Feb. 1, 2008
Headed back down to the Game Shoppe this week to meet up with Mike Garrett for some gaming. We were hoping to grab some other players, but planned on it just being the two of us. When I got there, Mike had pulled out Filthy Rich, an older Richard Garfield game that I had never heard of. We pulled in a kid that shows up at the shop a lot - Tom Nelson and Mike explained the game. This game is really cool in that the game board is a binder. You play a business that makes billboards. You build the billboards by placing the cards for the boards into slots in pages (card sleeve pages) in the binder. There are four pages, and so you can cover up (or get covered), depending on which page is active. There is quite a bit of randomness in dice rolling to get paid, and in the event card deck, but the game plays quickly and has a unique mechanic. I wouldn't want to play this a load, but its interesting enough I probably would play it again when it comes out (plus I won).

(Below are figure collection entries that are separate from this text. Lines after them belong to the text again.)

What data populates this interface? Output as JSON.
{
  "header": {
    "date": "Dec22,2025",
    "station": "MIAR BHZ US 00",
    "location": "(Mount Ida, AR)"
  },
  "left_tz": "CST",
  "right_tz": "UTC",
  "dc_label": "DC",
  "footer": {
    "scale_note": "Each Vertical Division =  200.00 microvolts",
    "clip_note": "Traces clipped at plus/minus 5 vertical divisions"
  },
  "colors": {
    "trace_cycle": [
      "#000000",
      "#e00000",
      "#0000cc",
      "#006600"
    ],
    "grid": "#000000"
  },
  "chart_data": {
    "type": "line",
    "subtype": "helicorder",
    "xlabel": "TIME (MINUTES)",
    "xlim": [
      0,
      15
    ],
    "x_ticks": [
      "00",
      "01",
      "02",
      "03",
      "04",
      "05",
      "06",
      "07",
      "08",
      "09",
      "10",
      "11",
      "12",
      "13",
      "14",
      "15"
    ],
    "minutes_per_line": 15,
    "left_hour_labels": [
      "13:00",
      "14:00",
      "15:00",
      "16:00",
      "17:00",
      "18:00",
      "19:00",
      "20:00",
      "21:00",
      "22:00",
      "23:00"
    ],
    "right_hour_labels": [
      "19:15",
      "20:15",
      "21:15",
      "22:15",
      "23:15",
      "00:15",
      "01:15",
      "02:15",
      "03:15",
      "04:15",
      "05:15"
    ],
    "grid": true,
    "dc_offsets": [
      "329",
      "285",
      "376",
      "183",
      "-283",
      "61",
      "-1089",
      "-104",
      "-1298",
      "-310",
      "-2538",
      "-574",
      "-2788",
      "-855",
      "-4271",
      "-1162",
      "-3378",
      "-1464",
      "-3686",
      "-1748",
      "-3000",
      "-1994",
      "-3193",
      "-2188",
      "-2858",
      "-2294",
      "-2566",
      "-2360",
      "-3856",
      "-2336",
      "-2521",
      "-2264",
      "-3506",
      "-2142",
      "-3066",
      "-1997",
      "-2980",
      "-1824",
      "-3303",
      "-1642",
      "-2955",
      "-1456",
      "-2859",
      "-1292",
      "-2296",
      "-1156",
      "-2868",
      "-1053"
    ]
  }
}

After that, I had Mike keep out the money and I pulled out my homemade copy of Wabash Cannonball (which is only slightly less cheesy than the original). I'm working on a nice copy, but I wanted to get this to the table now, so I printed out a quick and crappy copy of the original map. I explained the game to Tom and Mike and we got started. Tom took PA (red) and New York (green) in the initial auctions, I got B&O (blue) and Mike had C&O (yellow). I made a pretty decent effort at nabbing the second blue stock to go up for auction, then poured all the money into pushing blue well up in value - only at the end of the game did I let a stock go to another player and the first three landing in my lap pushed me out to an easy win. This one isn't terribly hard to learn, but takes a playing to see how quickly it plays and to get what sort of value to give a company during auctions. I still need to play this with 4-5 players, but I still feel that this a decent game - its fast and has interesting choices. After I finish my "deluxe" version, I'm going to want to play this even more.
Tom had to take off, so Mike pulled out Quoridor for us to play while we waited for his other friend Mike to show up. I had seen him playing this before, so knew how to play. I wasn't that interested in playing, as I had seen how this would not be a terribly interesting abstract, but I also knew it was quick, so I gave it a go. I had boxed Mike in pretty decently, then screwed up and let him hose me. It was soon after pointed out that I could have kept it from happening to me - which normally would make we want to play again, but this game just never struck a chord with me.
When Mike Linder arrived, Mike Garrett suggested Age of Steam. Linder, despite never having played was interested in trying it out. I got out France for us, as this works well enough with three players. The setup for us was interesting in that there were only a couple black cubes on the board, as well as on the goods chart - black would not be seen much in this game. It also meant that Paris was going to get loads of colored goods. Mike G grabbed a two hop route into Paris right away, so I sucked it up and started a route that would not let me move goods the first turn. Instead I got my engine to 3 in preparation for the second turn. After that, it started to look like it'd be Mike G's game (I had had to dig into the share pool while he did not), but I kept on making 4s and 5s while Mike ran out of those and in the mid-end game kept getting stuck running 3s and 4s. When we tallied up the scores, I finished 2 pts ahead of Mike G for the win - coincidently, two points I took from Mike when I urbanized a town out from under one of his routes.